Bradgate Park attracts walkers and cyclists, and in the summer the village is often full of day-trippers from all around Leicestershire.

The River Lin runs through the village, before flowing through Bradgate Park and joining the reservoir at Cropston.

Newtown Linford boasts a large number of old cottages with a lot of character - especially between Groby Lane and Markfield Lane. At the end of Groby Lane is the village cricket pitch. All Saints Church (built c.1400) is next to the cricket pitch, but the village cemetery lies at the top of the hill on Groby Lane. The churchyard includes a gravestone inscribed with the letters of the alphabet and numerals, said to have been a practice stone purchased by a miserly man to save on the cost of getting a stone inscribed.

The village's cricket club plays in the Premier Division of the Leicestershire & Rutland Cricket League, the Second Team plays in Division Two and the Third XI in Division Seven West.
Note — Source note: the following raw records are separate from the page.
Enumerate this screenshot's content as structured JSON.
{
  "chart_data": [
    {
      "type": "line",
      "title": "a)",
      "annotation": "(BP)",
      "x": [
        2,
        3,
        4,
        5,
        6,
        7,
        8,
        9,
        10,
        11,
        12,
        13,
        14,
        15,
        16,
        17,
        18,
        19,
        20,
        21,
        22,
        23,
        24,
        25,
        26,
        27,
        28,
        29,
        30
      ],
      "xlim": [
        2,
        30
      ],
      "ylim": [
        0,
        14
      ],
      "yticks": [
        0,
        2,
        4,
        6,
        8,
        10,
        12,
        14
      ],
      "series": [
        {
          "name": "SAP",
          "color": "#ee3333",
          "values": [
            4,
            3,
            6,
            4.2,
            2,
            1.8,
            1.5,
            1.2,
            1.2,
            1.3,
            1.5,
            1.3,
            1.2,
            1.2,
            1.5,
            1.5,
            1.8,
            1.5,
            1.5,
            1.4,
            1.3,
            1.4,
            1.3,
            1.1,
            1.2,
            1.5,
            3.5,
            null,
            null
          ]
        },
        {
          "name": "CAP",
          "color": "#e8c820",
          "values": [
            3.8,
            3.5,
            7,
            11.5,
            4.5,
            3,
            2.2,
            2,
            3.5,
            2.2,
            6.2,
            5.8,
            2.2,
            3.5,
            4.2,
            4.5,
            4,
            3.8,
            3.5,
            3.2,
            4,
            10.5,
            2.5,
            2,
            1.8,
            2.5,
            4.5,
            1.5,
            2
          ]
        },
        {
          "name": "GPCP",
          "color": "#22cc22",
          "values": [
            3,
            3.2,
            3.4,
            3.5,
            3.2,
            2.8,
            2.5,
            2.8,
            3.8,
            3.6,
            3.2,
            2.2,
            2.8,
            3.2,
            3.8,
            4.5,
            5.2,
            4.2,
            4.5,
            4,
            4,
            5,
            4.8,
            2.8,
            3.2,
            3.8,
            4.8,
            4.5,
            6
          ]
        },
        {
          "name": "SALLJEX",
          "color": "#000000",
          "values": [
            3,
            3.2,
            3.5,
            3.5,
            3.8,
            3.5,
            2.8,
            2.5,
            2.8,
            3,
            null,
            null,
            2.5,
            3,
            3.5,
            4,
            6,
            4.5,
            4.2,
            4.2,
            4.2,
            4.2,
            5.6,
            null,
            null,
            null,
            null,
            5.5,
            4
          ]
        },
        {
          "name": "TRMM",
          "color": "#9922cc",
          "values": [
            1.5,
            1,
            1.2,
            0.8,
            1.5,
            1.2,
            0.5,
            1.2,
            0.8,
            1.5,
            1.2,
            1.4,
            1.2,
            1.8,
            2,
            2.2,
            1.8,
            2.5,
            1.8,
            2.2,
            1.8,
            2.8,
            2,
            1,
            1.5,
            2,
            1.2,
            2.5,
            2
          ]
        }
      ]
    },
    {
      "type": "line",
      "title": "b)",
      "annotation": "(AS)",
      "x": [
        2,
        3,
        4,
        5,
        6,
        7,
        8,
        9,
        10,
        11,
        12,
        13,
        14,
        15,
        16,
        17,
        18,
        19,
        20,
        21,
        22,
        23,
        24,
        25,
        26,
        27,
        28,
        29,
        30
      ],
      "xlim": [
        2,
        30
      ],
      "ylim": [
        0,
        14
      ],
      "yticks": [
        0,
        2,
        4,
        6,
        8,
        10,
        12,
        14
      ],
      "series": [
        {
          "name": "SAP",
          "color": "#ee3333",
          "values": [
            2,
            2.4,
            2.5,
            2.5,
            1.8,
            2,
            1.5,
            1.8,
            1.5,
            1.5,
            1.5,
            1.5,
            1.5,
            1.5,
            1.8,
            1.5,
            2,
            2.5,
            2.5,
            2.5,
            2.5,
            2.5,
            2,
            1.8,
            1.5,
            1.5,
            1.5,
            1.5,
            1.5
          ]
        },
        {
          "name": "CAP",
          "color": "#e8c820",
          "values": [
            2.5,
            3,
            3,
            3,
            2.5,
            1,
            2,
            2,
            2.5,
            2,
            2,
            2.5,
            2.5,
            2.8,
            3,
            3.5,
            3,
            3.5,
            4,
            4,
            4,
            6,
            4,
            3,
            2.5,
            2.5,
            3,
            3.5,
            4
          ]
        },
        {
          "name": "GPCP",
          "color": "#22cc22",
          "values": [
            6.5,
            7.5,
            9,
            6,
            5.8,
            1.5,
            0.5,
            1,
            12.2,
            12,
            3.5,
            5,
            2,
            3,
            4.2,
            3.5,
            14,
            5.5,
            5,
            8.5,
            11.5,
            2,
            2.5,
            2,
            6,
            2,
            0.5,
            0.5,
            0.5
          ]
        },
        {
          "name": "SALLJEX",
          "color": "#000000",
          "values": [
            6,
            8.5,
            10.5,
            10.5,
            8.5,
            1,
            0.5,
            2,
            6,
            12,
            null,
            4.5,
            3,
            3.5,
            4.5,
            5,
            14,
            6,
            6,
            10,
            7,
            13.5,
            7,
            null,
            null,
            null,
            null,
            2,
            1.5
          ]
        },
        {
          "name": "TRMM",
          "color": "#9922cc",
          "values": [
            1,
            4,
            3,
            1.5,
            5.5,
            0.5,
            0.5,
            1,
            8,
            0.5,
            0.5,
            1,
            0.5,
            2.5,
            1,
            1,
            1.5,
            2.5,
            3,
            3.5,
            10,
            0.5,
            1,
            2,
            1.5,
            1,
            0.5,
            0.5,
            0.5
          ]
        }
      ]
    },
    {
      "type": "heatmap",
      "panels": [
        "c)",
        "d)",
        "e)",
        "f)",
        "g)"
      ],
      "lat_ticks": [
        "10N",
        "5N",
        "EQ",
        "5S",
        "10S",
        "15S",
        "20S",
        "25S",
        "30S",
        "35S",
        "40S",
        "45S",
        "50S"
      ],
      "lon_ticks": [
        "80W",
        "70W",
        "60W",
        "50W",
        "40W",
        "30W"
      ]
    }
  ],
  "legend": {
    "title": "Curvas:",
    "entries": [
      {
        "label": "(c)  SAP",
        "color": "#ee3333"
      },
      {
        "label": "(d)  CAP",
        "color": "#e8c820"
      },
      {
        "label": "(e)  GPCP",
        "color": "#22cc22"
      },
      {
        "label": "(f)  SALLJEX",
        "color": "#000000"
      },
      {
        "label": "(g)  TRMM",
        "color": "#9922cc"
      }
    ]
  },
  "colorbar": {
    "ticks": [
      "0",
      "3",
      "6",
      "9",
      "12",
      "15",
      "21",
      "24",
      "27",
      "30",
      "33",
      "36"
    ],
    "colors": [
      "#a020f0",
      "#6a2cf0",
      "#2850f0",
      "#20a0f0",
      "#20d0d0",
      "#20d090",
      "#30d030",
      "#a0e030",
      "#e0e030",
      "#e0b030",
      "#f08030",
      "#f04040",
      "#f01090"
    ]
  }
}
They are ECB Clubmark accredited.

They also operate a Sunday team, a Thursday League evening side and Under 10s, 13s, 15s & 17s. Players of all abilities are welcome.

In 2015 the Club were the winners of the Yorkshire Tea Cricket Tea Challenge and as part of their prize hosted a PCA Masters XI in front of almost 1,000 spectators at their Main Street ground.

Newtown Linford is also home to one of Britain's surviving police boxes. This box is a listed building and is still used by the local Police beat team today.

==Governance==
Newtown Linford is located within the Mid Leicestershire parliamentary constituency, currently represented by Peter Bedford. It is within the Bradgate County Electoral Division and is represented on Leicestershire County Council by Councillor Deborah Taylor. It is within the Forest Bradgate ward of Charnwood Borough Council, on which is represented by Councillor David Snartt.
Newtown Linford is twinned with Plateau Est de Rouen in France.